The man in black deserved the award

The VMAs are now over with, and while it hasn’t happened yet, I’m sure it’s only a matter of time before I begin receiving spam e-mails trying to sell me video tapes of Christina, Britney and Madonna at an after party. The real story is the robbery that took place.

I’m not sure how MTV justifies holding video music awards as it is hard to recall the last time they actually played a music video. Originally, the VMA’s Video of the Year award was awarded to videos that were groundbreaking or simply touching. It was the ground breaking “Rockit” by Herbie Hancock in 1984, the touching “Boys of Summer” by Don Henley in 1985 and the technologically advanced for it’s time “Money For Nothing” by the Dire Straights in 1985.

Other winners of MTV’s Video of the Year were awarded to “Losing My Religion” by REM, “Right Now” by Van Halen, “Jeremy” by Pearl Jam, “Cryin” by Aerosmith, “Waterfalls” by TLC and “Tonight, Tonight” by Smashing Pumpkins.

All of these videos stand as landmark videos, and if and when there is a music video hall of fame, they should be among the first inductees.

As we get closer to the present, the Video of the Year award has become less rewarding for the Best Video, and more rewarding to whoever is most likely to benefit MTV in the future. The more recent winners haven’t aged well. Does anyone even remember Jamiroquai? He was the winner in 1997. Madonna’s 1998 win with “Ray of Light” and Lauryn Hill’s 1999 win with “Doo Wop (That Thing)” were deserved considering the competition, but hardly belong on Mount Olympus with the other legendary videos.

In 2000 the “Real Slim Shady” won. Memorable, perhaps. Groundbreaking, forwarding the art form of music videos, or touching? Not a chance. In 2001 it was that terrible cover of “Lady Marmalade” that won, solidifying my belief that the VMA’s have become leeches to whomever was the biggest flash in the pan at the time, proved again the following year when Eminem won with “Without Me.”

History lesson completed, this year’s winner was Missy Elliot with “Work It,” a slightly above average video.
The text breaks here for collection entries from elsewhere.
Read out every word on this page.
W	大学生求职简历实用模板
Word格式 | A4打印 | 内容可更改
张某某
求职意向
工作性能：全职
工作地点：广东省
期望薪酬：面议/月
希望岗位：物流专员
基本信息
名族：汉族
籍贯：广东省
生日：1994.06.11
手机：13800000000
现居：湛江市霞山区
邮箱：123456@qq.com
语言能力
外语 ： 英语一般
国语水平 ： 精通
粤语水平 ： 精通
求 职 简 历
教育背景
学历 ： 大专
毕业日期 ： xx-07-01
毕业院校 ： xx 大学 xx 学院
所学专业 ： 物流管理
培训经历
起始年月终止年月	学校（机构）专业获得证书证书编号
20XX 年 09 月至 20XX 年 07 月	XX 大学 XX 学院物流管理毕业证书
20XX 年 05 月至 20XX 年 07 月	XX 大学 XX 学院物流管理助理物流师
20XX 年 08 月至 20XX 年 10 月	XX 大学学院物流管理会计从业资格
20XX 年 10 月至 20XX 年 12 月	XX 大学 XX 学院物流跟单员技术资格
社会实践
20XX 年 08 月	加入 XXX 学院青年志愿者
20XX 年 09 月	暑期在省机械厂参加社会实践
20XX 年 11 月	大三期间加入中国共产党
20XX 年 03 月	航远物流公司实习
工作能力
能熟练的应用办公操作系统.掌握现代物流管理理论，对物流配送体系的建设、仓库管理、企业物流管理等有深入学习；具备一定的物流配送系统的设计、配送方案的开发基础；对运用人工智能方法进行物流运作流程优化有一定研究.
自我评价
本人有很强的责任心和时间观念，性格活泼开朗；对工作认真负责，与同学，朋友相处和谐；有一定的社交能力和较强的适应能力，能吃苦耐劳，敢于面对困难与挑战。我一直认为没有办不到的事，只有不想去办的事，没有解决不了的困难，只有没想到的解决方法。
None of the other videos jumped out at you. None had any special effects that you knew were going to change everything and the only one that really drew you in was Justin Timberlake and that was because we all knew it was really about Britney Spears cheating on him … maybe with Madonna.

There was one video that did stand out. It wasn’t technologically advanced, in fact it was its primitive style that made it stand out. I, of course, am talking about Johnny Cash’s cover of “Hurt.” For those of you how haven’t seen the video, it is, like the song, a reflection on Cash’s long career, incorporating footage from his younger days with jet black hair, intercut with him today, in the twilight of his career and life, graying hair and aged face.

The average MTV viewer has no clue who he is and what he represents. Ironically, Justin Timberlake did, and said publicly that he thought Cash should have won Best Male Video. So, I’m not really surprised he didn’t win; he’s 71 years old, and that’s older than all the other nominees combined minus Missy Elliot. Not exactly MTV’s usual artist, so I do give them credit for nominating him. However, the first time I saw the video for “Hurt” I got goose bumps. It was so powerful how he turned a teen angst song into a song reflecting an entire life time, just with his voice, and then to reinforce it with the images in the video.

Yes, “Hurt” was nominated for seven awards, and it did win one, “Best Cinematography,” a fairly insignificant technical award that in no way honored cash or the song, but rather the man who held the camera. That’s better than nothing, but a musical legend like Cash deserves … nay … has earned more than that, especially against lightweights like Timberlake, Elliot, 50 Cent and Eminem. Cash was the man in black long before Will Smith was born. So, to whoever decided against awarding Johnny Cash video of the year, I hope you’re somewhere in a burning ring of fire.